I know that if I asked, she would visit me at home and offer support, so I do not tar all churches with the same brush, just thought that my experience with my husband's church illustrated the very worst way the church can handle people with dementia. I feel that the attitude being demonstrated is that someone with dementia is no longer a person (i.e. that they no longer have a "soul" or "spirit' and are therefore of no value). My interpretation of Christ's teachings seem to be at variance with this - I do respect Christ as a spiritual teacher, as I do the Buddha.

After all, if God can notice a sparrow falling out of the sky, I guess s/he could still notice a human being who has an illness (if s/he exists, that is).

Sorry, I have really let rip here, but as you can see, I feel very deeply about the issue, and you did ask - and I am pleased that you did.

Ruthie
 

Brucie

Registered User
Jan 31, 2004
12,413
0
near London
I'd hate to be accused of blasphemy, but my view is that - if there is a god - then he/she has clearly been around a long, long time.

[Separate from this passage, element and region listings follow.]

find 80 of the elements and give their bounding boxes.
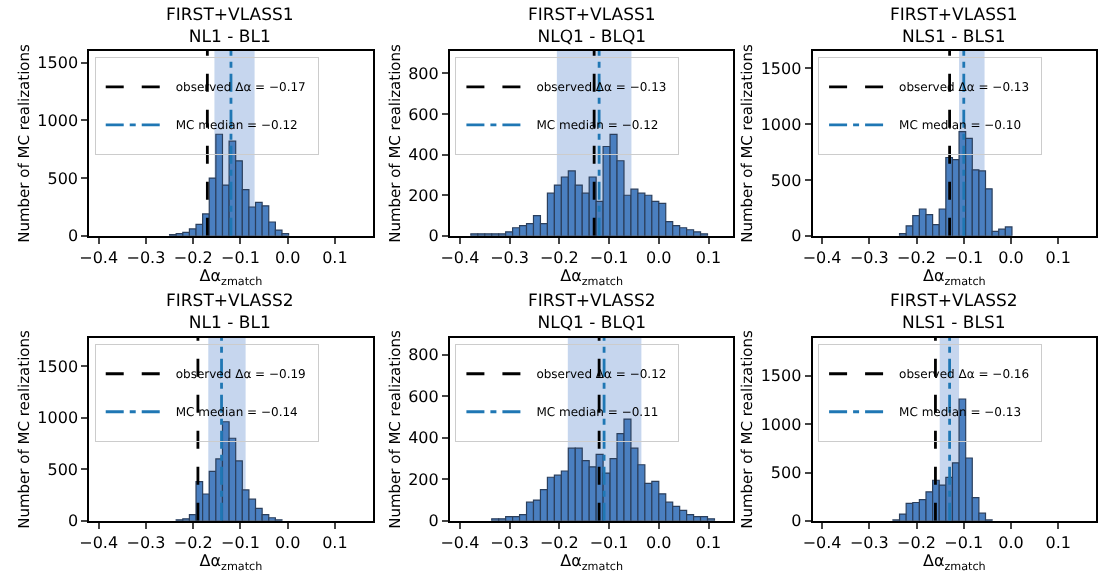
- x-tick-label: 0.1: [322, 534, 348, 553]
- y-tick-label: 800: [408, 346, 439, 365]
- y-tick-label: 400: [408, 146, 439, 165]
- x-tick-label: −0.2: [539, 534, 579, 553]
- chart-subtitle: NLS1 - BLS1: [902, 314, 1006, 335]
- x-axis-title: Δα$_{zmatch}$: [560, 552, 624, 574]
- y-tick-label: 0: [791, 227, 802, 246]
- x-tick-label: −0.3: [849, 534, 889, 553]
- y-tick-label: 600: [408, 105, 439, 124]
- y-tick-label: 500: [47, 460, 79, 479]
- x-tick-label: 0.1: [322, 249, 348, 268]
- x-tick-label: −0.4: [440, 249, 480, 268]
- x-tick-label: −0.2: [897, 534, 936, 553]
- y-tick-label: 400: [408, 429, 439, 448]
- y-tick-label: 800: [408, 65, 439, 84]
- y-tick-label: 200: [408, 470, 439, 489]
- x-tick-label: 0.1: [695, 534, 722, 553]
- chart-title: FIRST+VLASS1: [890, 6, 1018, 26]
- x-axis-title: Δα$_{zmatch}$: [922, 552, 987, 574]
- x-tick-label: −0.2: [539, 249, 579, 268]
- y-tick-label: 1000: [37, 111, 79, 130]
- x-tick-label: −0.3: [126, 249, 166, 268]
- x-tick-label: −0.4: [79, 534, 119, 553]
- y-tick-label: 0: [67, 227, 79, 246]
- x-tick-label: −0.2: [173, 249, 213, 268]
- chart-title: FIRST+VLASS2: [528, 292, 656, 312]
- y-tick-label: 200: [408, 186, 439, 205]
- y-tick-label: 500: [770, 171, 802, 190]
- x-tick-label: 0.0: [646, 534, 672, 553]
- x-tick-label: −0.2: [173, 534, 213, 553]
- x-axis-title: Δα$_{zmatch}$: [560, 267, 624, 289]
- chart-subtitle: NL1 - BL1: [188, 314, 271, 335]
- x-tick-label: −0.1: [944, 534, 984, 553]
- x-axis-title: Δα$_{zmatch}$: [199, 552, 264, 574]
- x-tick-label: −0.4: [802, 534, 842, 553]
- y-tick-label: 600: [408, 387, 439, 406]
- chart-subtitle: NLQ1 - BLQ1: [537, 314, 647, 335]
- x-tick-label: −0.1: [220, 249, 260, 268]
- chart-title: FIRST+VLASS1: [528, 6, 656, 26]
- y-tick-label: 1500: [37, 54, 79, 73]
- x-tick-label: −0.1: [944, 249, 984, 268]
- x-tick-label: −0.3: [126, 534, 166, 553]
- y-tick-label: 0: [428, 512, 439, 531]
- x-tick-label: −0.3: [490, 534, 530, 553]
- x-tick-label: −0.1: [589, 534, 629, 553]
- y-tick-label: 500: [47, 169, 79, 188]
- y-tick-label: 1500: [37, 357, 79, 376]
- chart-subtitle: NLS1 - BLS1: [902, 28, 1006, 49]
- x-tick-label: 0.1: [1045, 249, 1071, 268]
- x-tick-label: −0.4: [802, 249, 842, 268]
- y-tick-label: 1000: [37, 409, 79, 428]
- x-tick-label: 0.1: [1045, 534, 1071, 553]
- chart-subtitle: NL1 - BL1: [188, 28, 271, 49]
- x-tick-label: −0.1: [220, 534, 260, 553]
- chart-title: FIRST+VLASS2: [166, 292, 294, 312]
- x-axis-title: Δα$_{zmatch}$: [199, 267, 264, 289]
- x-tick-label: −0.3: [849, 249, 889, 268]
- x-tick-label: −0.3: [490, 249, 530, 268]
- y-tick-label: 0: [791, 512, 802, 531]
- y-tick-label: 1500: [760, 59, 802, 78]
- chart-title: FIRST+VLASS1: [166, 6, 294, 26]
- x-axis-title: Δα$_{zmatch}$: [922, 267, 987, 289]
- y-tick-label: 1000: [760, 115, 802, 134]
- y-tick-label: 0: [428, 227, 439, 246]
- x-tick-label: −0.4: [79, 249, 119, 268]
- x-tick-label: 0.0: [274, 249, 301, 268]
- y-tick-label: 500: [770, 464, 802, 483]
- x-tick-label: 0.1: [695, 249, 722, 268]
- x-tick-label: 0.0: [646, 249, 672, 268]
- x-tick-label: 0.0: [998, 534, 1024, 553]
- y-tick-label: 0: [67, 512, 79, 531]
- chart-title: FIRST+VLASS2: [890, 292, 1018, 312]
- x-tick-label: −0.4: [440, 534, 480, 553]
- x-tick-label: −0.2: [897, 249, 936, 268]
- x-tick-label: 0.0: [274, 534, 301, 553]
- x-tick-label: 0.0: [998, 249, 1024, 268]
- chart-subtitle: NLQ1 - BLQ1: [537, 28, 647, 49]
- y-tick-label: 1500: [760, 367, 802, 386]
- x-tick-label: −0.1: [589, 249, 629, 268]
- y-tick-label: 1000: [760, 415, 802, 434]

Since things seem so geared to Biblical themes - i.e. long term memory - and things of the present [our loved ones] seem to go unnoticed - i.e. short term memory - then perhaps god is already on Aricept in an attempt to slow down his/her dementia?

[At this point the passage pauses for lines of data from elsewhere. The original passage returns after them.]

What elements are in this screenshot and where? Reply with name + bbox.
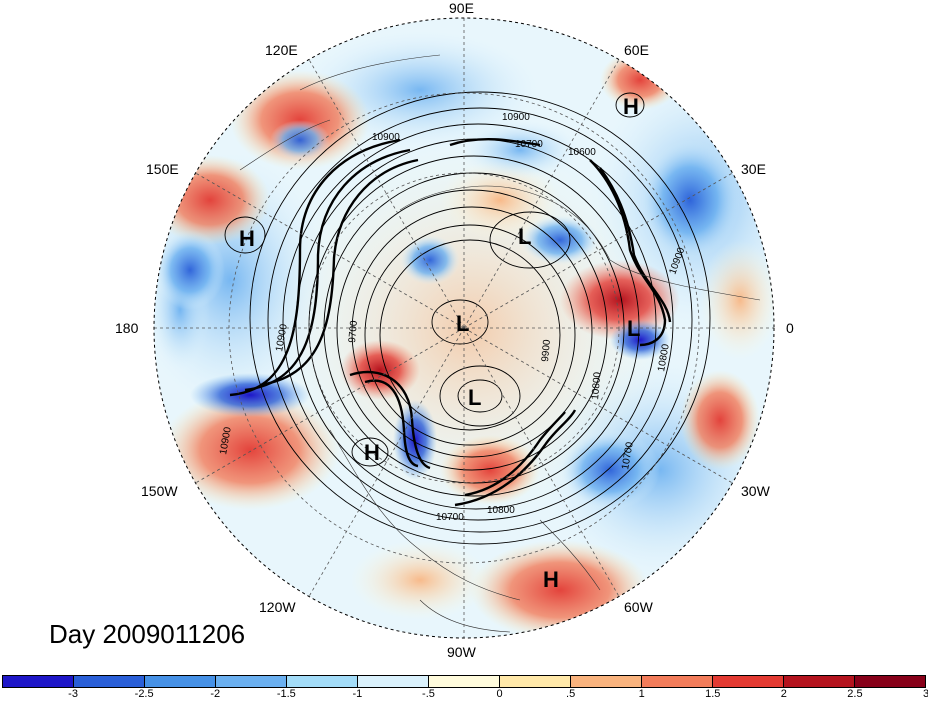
lon-label-150e: 150E	[146, 161, 179, 177]
pressure-center-label: L	[518, 224, 531, 249]
colorbar-tick-label: 3	[922, 688, 928, 700]
contour-label: 10800	[590, 371, 603, 400]
contour-label: 10700	[620, 441, 636, 471]
contour-label: 10800	[656, 343, 672, 373]
colorbar-tick-label: -.5	[422, 688, 435, 700]
height-contours	[224, 91, 711, 545]
map-boundary	[153, 17, 775, 639]
colorbar-cell	[3, 676, 74, 687]
pressure-centers: H H L L L L H H	[239, 94, 640, 592]
lon-label-150w: 150W	[141, 483, 178, 499]
colorbar-tick-label: -1.5	[276, 688, 296, 700]
contour-label: 10900	[218, 426, 234, 456]
colorbar-cell	[571, 676, 642, 687]
pressure-center-label: L	[627, 316, 640, 341]
colorbar-tick-label: -2	[210, 688, 221, 700]
colorbar-cell	[642, 676, 713, 687]
contour-label: 10900	[502, 112, 530, 123]
pressure-center-label: H	[543, 567, 559, 592]
colorbar-cell	[500, 676, 571, 687]
pressure-center-label: H	[239, 226, 255, 251]
colorbar-cell	[358, 676, 429, 687]
colorbar-tick-label: 2.5	[847, 688, 863, 700]
contour-label: 10700	[436, 512, 464, 523]
colorbar-tick-label: 1.5	[705, 688, 721, 700]
lon-label-60e: 60E	[624, 42, 649, 58]
contour-label: 9700	[347, 320, 360, 344]
anomaly-shading	[154, 18, 774, 638]
colorbar-tick-label: 1	[638, 688, 645, 700]
pressure-center-label: H	[623, 94, 639, 119]
coastlines	[239, 54, 761, 633]
colorbar-cell	[713, 676, 784, 687]
colorbar-tick-label: .5	[566, 688, 576, 700]
colorbar-tick-label: -2.5	[134, 688, 154, 700]
colorbar-cell	[855, 676, 925, 687]
contour-label: 10900	[372, 132, 400, 143]
colorbar-tick-label: 2	[780, 688, 787, 700]
date-title: Day 2009011206	[49, 619, 246, 649]
contour-labels: 10900 10700 10600 10900 10900 10900 9700…	[218, 112, 687, 523]
lon-label-90w: 90W	[447, 644, 477, 660]
contour-label: 9900	[540, 339, 553, 363]
colorbar-cell	[74, 676, 145, 687]
lon-label-120e: 120E	[265, 42, 298, 58]
jet-contours	[229, 138, 672, 507]
contour-label: 10600	[568, 147, 596, 158]
pressure-center-label: L	[468, 385, 481, 410]
lon-label-0: 0	[786, 320, 794, 336]
colorbar-cell	[145, 676, 216, 687]
pressure-center-label: L	[456, 311, 469, 336]
colorbar-tick-label: -1	[352, 688, 363, 700]
graticule	[154, 18, 774, 638]
colorbar	[2, 675, 926, 688]
lon-label-60w: 60W	[624, 599, 654, 615]
colorbar-tick-label: -3	[68, 688, 78, 700]
colorbar-cell	[784, 676, 855, 687]
contour-label: 10800	[487, 505, 515, 516]
lon-label-180: 180	[115, 320, 139, 336]
pressure-center-label: H	[364, 440, 380, 465]
contour-label: 10900	[274, 323, 290, 353]
lon-label-120w: 120W	[259, 599, 296, 615]
contour-label: 10700	[515, 139, 543, 150]
longitude-labels: 90E 60E 30E 0 30W 60W 90W 120W 150W 180 …	[115, 0, 794, 660]
colorbar-cell	[287, 676, 358, 687]
lon-label-30e: 30E	[741, 161, 766, 177]
colorbar-cell	[429, 676, 500, 687]
lon-label-30w: 30W	[741, 483, 771, 499]
colorbar-cell	[216, 676, 287, 687]
lon-label-90e: 90E	[449, 0, 474, 16]
colorbar-tick-label: 0	[496, 688, 503, 700]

If this offends, do PM me and I'll remove it at once!
 

daughter

Registered User
Mar 16, 2005
824
0
I wonder then, what is the defininition a christian - is it one who can remember why they are praying and who they are praying to? And if they don't - does it matter to the church?
 

Fr Ian

Registered User
Jun 1, 2005
6
0
Hazel,
That is an excellent question. Thank you. It is a question I will use to challenge those clergy who flaunt the pastoral care of those with dementia.

Ian
 
Last edited:

Norman

Registered User
Oct 9, 2003
4,348
0
Birmingham Hades
Hazel
I too would like to see the defination of a christian.
The dictionary gives a very airy fairy answer,perhaps no one can give better.
Over the years I have asked so many questions about religion from ministers of different religions but never got satisfactory answers.
I have made a study of many religions over the years,like so many I suppose looking for something to have faith in,I am not looking any longer,my faith,if I had any, died when AD arrived.
Norman :confused:
 

daughter

Registered User
Mar 16, 2005
824
0
Isn't the usual answer: "it says so in the bible?" :rolleyes:

I have faith in you, Norm. :cool:
 

Brucie

Registered User
Jan 31, 2004
12,413
0
near London
... and isn't that the answer really?

If we ascribe every good thing to the influence of 'god' then doesn't that detract from the basic goodness we find in human beings?

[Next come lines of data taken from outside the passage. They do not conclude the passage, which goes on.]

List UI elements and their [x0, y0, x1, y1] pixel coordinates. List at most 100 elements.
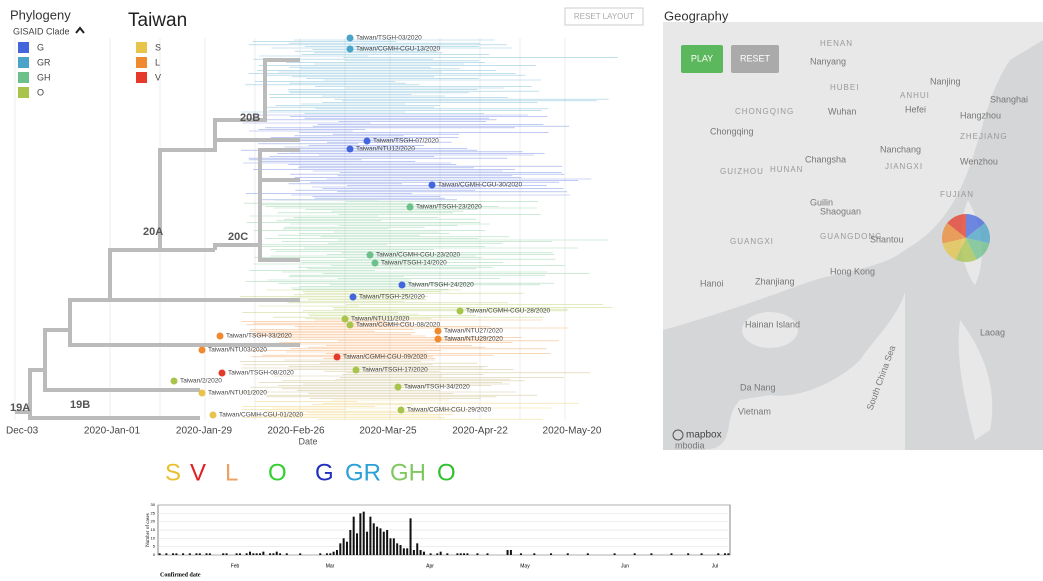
map-label: Hainan Island	[745, 319, 800, 329]
legend-label: GR	[37, 57, 51, 67]
geo-title: Geography	[664, 8, 729, 23]
hainan	[742, 312, 798, 348]
legend-swatch	[18, 72, 29, 83]
legend-title[interactable]: GISAID Clade	[13, 26, 70, 36]
tip-label: Taiwan/TSGH-17/2020	[362, 367, 428, 374]
map-label: HUNAN	[770, 165, 803, 174]
clade-letters: S V L O G GR GH O	[165, 459, 456, 486]
clade-letter: O	[437, 459, 456, 486]
pie-slice	[942, 223, 966, 244]
attribution: mapbox	[686, 430, 722, 441]
sea	[663, 250, 909, 450]
bar	[436, 553, 439, 555]
tip	[216, 332, 224, 340]
bar	[406, 548, 409, 555]
reset-button[interactable]	[731, 45, 779, 73]
map-label: GUANGDONG	[820, 232, 882, 241]
tip	[209, 411, 217, 419]
tip-label: Taiwan/CGMH-CGU-01/2020	[219, 412, 304, 419]
bar	[382, 531, 385, 555]
tip	[434, 335, 442, 343]
legend-label: V	[155, 72, 161, 82]
y-axis-label: Number of cases	[146, 513, 151, 547]
bar	[195, 553, 198, 555]
bar	[208, 553, 211, 555]
tip	[346, 321, 354, 329]
bar	[165, 553, 168, 555]
map-label: GUANGXI	[730, 237, 774, 246]
bar	[419, 550, 422, 555]
mapbox-logo	[672, 429, 684, 441]
pie-slice	[966, 214, 985, 238]
tip	[398, 281, 406, 289]
tip	[397, 406, 405, 414]
bar	[285, 553, 288, 555]
bar	[633, 553, 636, 555]
month-label: Mar	[326, 563, 335, 569]
map-label: Nanchang	[880, 144, 921, 154]
bar	[319, 553, 322, 555]
map-label: ZHEJIANG	[960, 132, 1008, 141]
bar	[175, 553, 178, 555]
reset-layout-button[interactable]	[564, 7, 644, 26]
clade-label: 19B	[70, 399, 90, 411]
collapse-icon[interactable]	[75, 26, 85, 34]
tip	[198, 346, 206, 354]
map-label: Nanyang	[810, 56, 846, 66]
clade-letter: GR	[345, 459, 381, 486]
clade-label: 20A	[143, 226, 163, 238]
play-label: PLAY	[691, 53, 713, 63]
bar	[533, 553, 536, 555]
legend-label: S	[155, 42, 161, 52]
tree: 20B 20A 20C 19A 19B Taiwan/TSGH-03/2020 Taiwan…	[6, 34, 618, 446]
tip-label: Taiwan/CGMH-CGU-13/2020	[356, 46, 441, 53]
bar	[412, 550, 415, 555]
map-label: Hangzhou	[960, 110, 1001, 120]
bar	[402, 548, 405, 555]
bar	[416, 543, 419, 555]
pie-slice	[942, 238, 966, 260]
bar	[299, 553, 302, 555]
pie	[942, 214, 990, 262]
bar	[519, 553, 522, 555]
map-label: Da Nang	[740, 382, 776, 392]
map-label: FUJIAN	[940, 190, 974, 199]
bar	[550, 553, 553, 555]
tip-label: Taiwan/NTU27/2020	[444, 328, 503, 335]
x-axis-label: Date	[298, 436, 317, 446]
bar	[252, 553, 255, 555]
tip-label: Taiwan/NTU11/2020	[351, 316, 410, 323]
reset-label: RESET	[740, 53, 771, 63]
play-button[interactable]	[681, 45, 723, 73]
bar	[275, 551, 278, 555]
bar	[466, 553, 469, 555]
pie-slice	[966, 238, 990, 260]
x-tick-label: Dec-03	[6, 426, 39, 437]
bar	[687, 553, 690, 555]
tip-label: Taiwan/CGMH-CGU-29/2020	[407, 407, 492, 414]
y-tick-label: 5	[153, 544, 156, 549]
bar	[486, 553, 489, 555]
map-label: Laoag	[980, 327, 1005, 337]
tip	[349, 293, 357, 301]
legend-label: O	[37, 87, 44, 97]
tip-label: Taiwan/NTU03/2020	[208, 347, 267, 354]
bar	[259, 553, 262, 555]
tip	[218, 369, 226, 377]
bar	[700, 553, 703, 555]
bar	[238, 553, 241, 555]
bar	[506, 550, 509, 555]
tip-label: Taiwan/CGMH-CGU-30/2020	[438, 182, 523, 189]
month-label: Apr	[426, 563, 434, 569]
map-label: Nanjing	[930, 76, 961, 86]
month-label: Jun	[621, 563, 629, 569]
tip-label: Taiwan/NTU29/2020	[444, 336, 503, 343]
tree-backbone	[15, 58, 300, 420]
bar	[439, 551, 442, 555]
clade-letter: G	[315, 459, 334, 486]
y-tick-label: 0	[153, 552, 156, 557]
tip-label: Taiwan/TSGH-08/2020	[228, 370, 294, 377]
bar	[325, 553, 328, 555]
bar	[172, 553, 175, 555]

Also, if we ascribe all things good to 'god' then shouldn't he/she also get the blame for the bad things? He/she is supposed to be 'almighty' after all.....
:confused:
 

daughter

Registered User
Mar 16, 2005
824
0
I will be interested to see your clergy's answers, Ian.

Here's another question:

Why is it that my parents, the nicest, most kind people you could ever meet; never hurt anyone; always ready to help anyone; generous to a fault; the best Grandparents to my sister's and my children, ended up having to cope with AD, Dad as a victim of the disease and Mum as the carer? There's no rhyme nor reason, it's just life being unfair.